Authors: Kereev A.K., Zhaylybayeva A.O., Tashimova A.K., Kaparova L.Y., Umirzakova B.G.
IRSTI 50.41.25

Abstarct. An important task for autonomous robots is to navigate safely in unfamiliar environments, potentially using computer vision to detect and recognize obstacles. Vision-based control systems have been developed for several years. Some rely on artificial landmarks, while more advanced systems make use of natural landmarks.The latter approach is preferable when a robot must operate in real, unstructured environments.
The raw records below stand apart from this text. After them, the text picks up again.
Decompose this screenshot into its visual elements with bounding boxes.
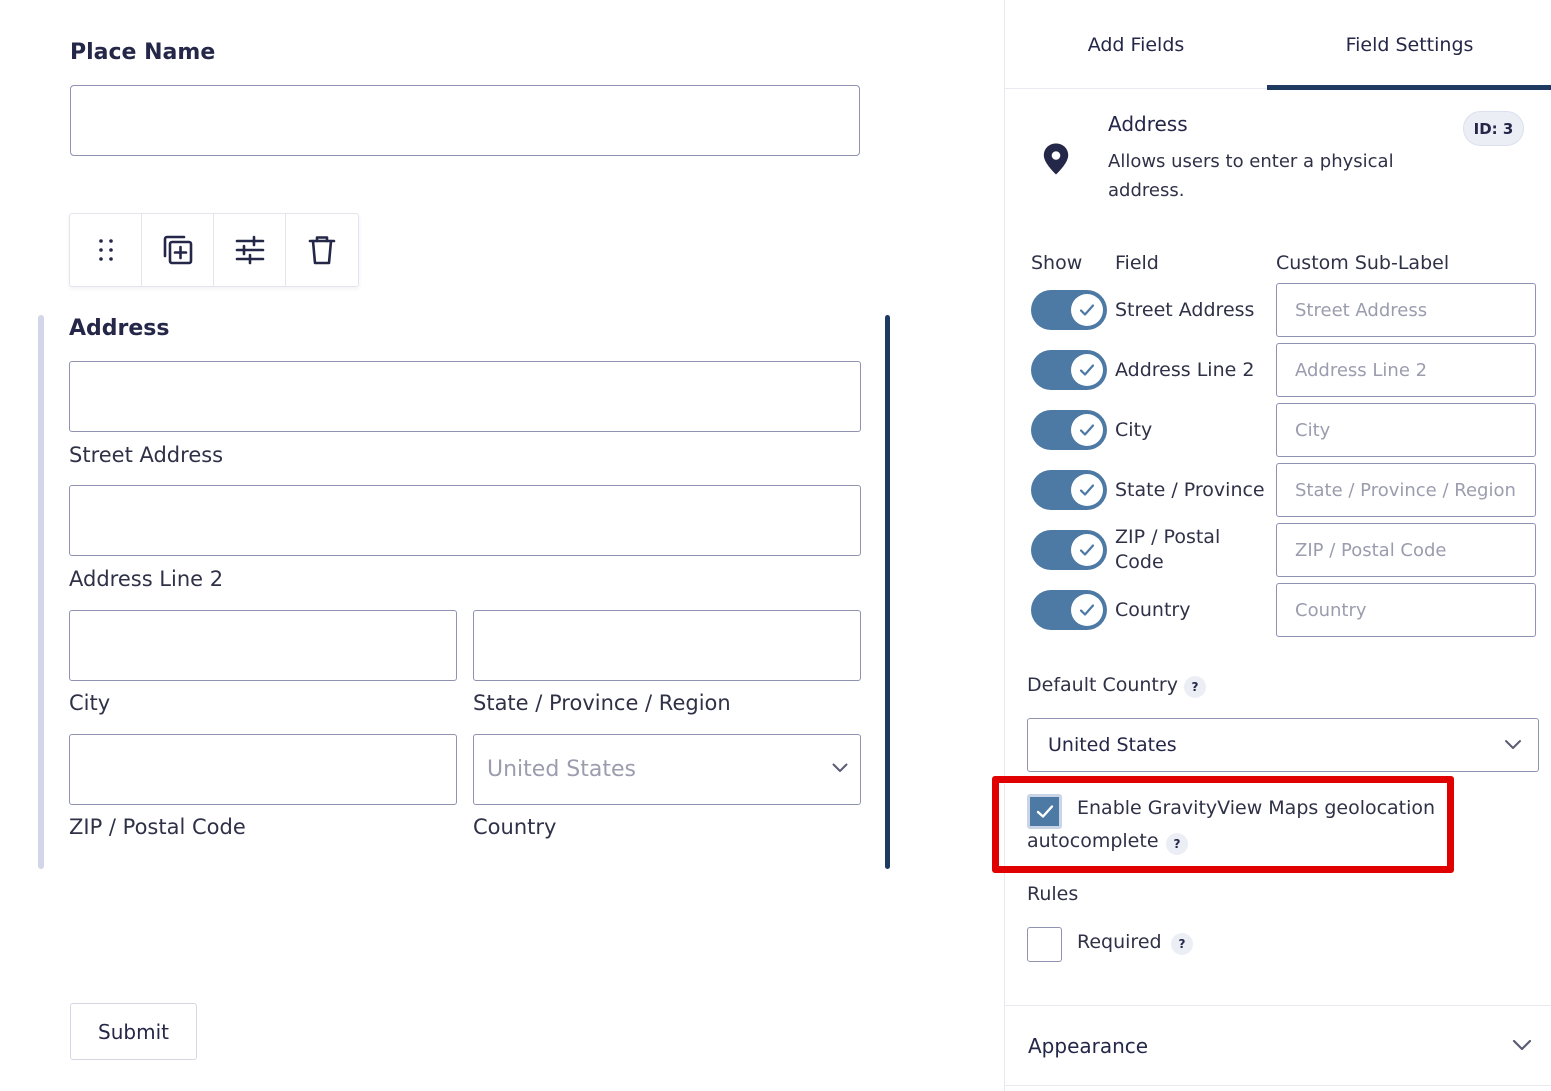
tab-add-fields-label: Add Fields (1087, 33, 1185, 56)
city-sublabel: City (69, 691, 111, 715)
custom-sublabel-zip[interactable] (1276, 523, 1536, 577)
settings-sidebar: Add Fields Field Settings Address Allows… (992, 0, 1551, 1091)
checkmark-icon (1071, 474, 1103, 506)
toggle-city[interactable] (1031, 410, 1107, 450)
toggle-state[interactable] (1031, 470, 1107, 510)
sidebar-tabs: Add Fields Field Settings (1005, 0, 1551, 90)
country-select[interactable]: United States (473, 734, 861, 805)
column-header-custom-sublabel: Custom Sub-Label (1276, 252, 1450, 274)
checkmark-icon (1071, 354, 1103, 386)
custom-sublabel-city[interactable] (1276, 403, 1536, 457)
submit-button[interactable]: Submit (70, 1003, 197, 1060)
form-canvas: Place Name Address Street Address Addres… (0, 0, 1004, 1091)
column-header-field: Field (1115, 252, 1159, 274)
state-input[interactable] (473, 610, 861, 681)
country-select-value: United States (487, 757, 636, 782)
required-label: Required (1077, 931, 1162, 953)
drag-handle-icon[interactable] (70, 214, 142, 286)
zip-sublabel: ZIP / Postal Code (69, 815, 246, 839)
checkmark-icon (1071, 414, 1103, 446)
place-name-input[interactable] (70, 85, 860, 156)
country-sublabel: Country (473, 815, 557, 839)
checkmark-icon (1071, 534, 1103, 566)
custom-sublabel-state[interactable] (1276, 463, 1536, 517)
help-icon[interactable]: ? (1166, 833, 1188, 855)
row-label-zip: ZIP / Postal Code (1115, 526, 1221, 573)
help-icon[interactable]: ? (1184, 676, 1206, 698)
appearance-section-toggle[interactable]: Appearance (1005, 1005, 1551, 1086)
custom-sublabel-address-line2[interactable] (1276, 343, 1536, 397)
checkmark-icon (1036, 805, 1053, 818)
custom-sublabel-country[interactable] (1276, 583, 1536, 637)
address-field-label: Address (69, 316, 170, 341)
city-input[interactable] (69, 610, 457, 681)
duplicate-icon[interactable] (142, 214, 214, 286)
geolocation-label-line1: Enable GravityView Maps geolocation (1077, 797, 1436, 819)
geolocation-label-line2: autocomplete (1027, 830, 1159, 852)
rules-label: Rules (1027, 883, 1079, 905)
row-label-street-address: Street Address (1115, 299, 1255, 321)
field-info-description: Allows users to enter a physical address… (1108, 151, 1394, 201)
row-label-state: State / Province (1115, 479, 1265, 501)
column-header-show: Show (1031, 252, 1083, 274)
toggle-address-line2[interactable] (1031, 350, 1107, 390)
tab-field-settings[interactable]: Field Settings (1267, 0, 1551, 90)
toggle-zip[interactable] (1031, 530, 1107, 570)
toggle-country[interactable] (1031, 590, 1107, 630)
field-selection-bar-right (885, 315, 890, 869)
default-country-label: Default Country (1027, 674, 1178, 696)
street-address-input[interactable] (69, 361, 861, 432)
chevron-down-icon (1505, 740, 1521, 749)
help-icon[interactable]: ? (1171, 933, 1193, 955)
checkmark-icon (1071, 294, 1103, 326)
row-label-address-line2: Address Line 2 (1115, 359, 1255, 381)
zip-input[interactable] (69, 734, 457, 805)
row-label-city: City (1115, 419, 1153, 441)
place-name-label: Place Name (70, 40, 216, 65)
field-selection-bar-left (38, 315, 44, 869)
required-checkbox[interactable] (1027, 927, 1062, 962)
field-toolbar (69, 213, 359, 287)
address-line2-sublabel: Address Line 2 (69, 567, 224, 591)
settings-sliders-icon[interactable] (214, 214, 286, 286)
state-sublabel: State / Province / Region (473, 691, 731, 715)
checkmark-icon (1071, 594, 1103, 626)
custom-sublabel-street-address[interactable] (1276, 283, 1536, 337)
chevron-down-icon (1512, 1039, 1532, 1051)
toggle-street-address[interactable] (1031, 290, 1107, 330)
map-pin-icon (1043, 143, 1069, 175)
street-address-sublabel: Street Address (69, 443, 224, 467)
tab-add-fields[interactable]: Add Fields (1005, 0, 1267, 89)
address-line2-input[interactable] (69, 485, 861, 556)
appearance-label: Appearance (1028, 1034, 1149, 1058)
tab-field-settings-label: Field Settings (1345, 33, 1474, 56)
trash-icon[interactable] (286, 214, 358, 286)
active-tab-indicator (1267, 85, 1551, 90)
default-country-select[interactable]: United States (1027, 718, 1539, 772)
chevron-down-icon (832, 763, 848, 772)
geolocation-autocomplete-checkbox[interactable] (1027, 794, 1062, 829)
field-info-title: Address (1108, 112, 1188, 136)
row-label-country: Country (1115, 599, 1191, 621)
field-id-badge: ID: 3 (1463, 111, 1524, 146)
default-country-value: United States (1048, 734, 1177, 756)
In the field of autonomous robot navigation, which includes map building, path planning, and self-localization, this work develops the concept of a simple autonomous agent relying exclusively on visual information. The integrated navigation system reproduces certain functions of natural systems, as it requires minimal prior knowledge, limited onboard computation, and lacks an omnidirectional field of view. Since the goal is to move the robot across the floor while avoiding obstacles and people, the camera is mounted on top of the robot in a fixed forward-facing position. The article focuses on one of the fundamental tasks of image processing—detecting the boundaries of objects in the observed scene. The aim of the research is to study contour detection algorithms based on preliminary image filtering and to compare the proposed approaches with well-known edge detectors such as Sobel, Canny, and Laplacian of Gaussian. Preliminary filtering is used to suppress image noise and enhance edges. The scientific novelty of the work lies in the development and experimental evaluation of a contour detection algorithm that incorporates a pre-filtering stage based on contrast enhancement, the Kalman filter, and Monte Carlo methods. This increases the robustness of video processing for mobile robots operating in noisy environments. The Sobel, Canny, and LoG algorithms were comprehensively analyzed and compared using a set of metrics, including the number of lost pixels, mean squared error, normalized MSE, and the structural similarity index. This approach provided a deeper understanding of their effectiveness under different noise conditions.

Keywords: computer vision, image processing algorithms, Kalman filter, Monte Carlo methods, image segmentation, Laplacian of Gaussian, Sobel and Canny algorithms, real-time video analysis.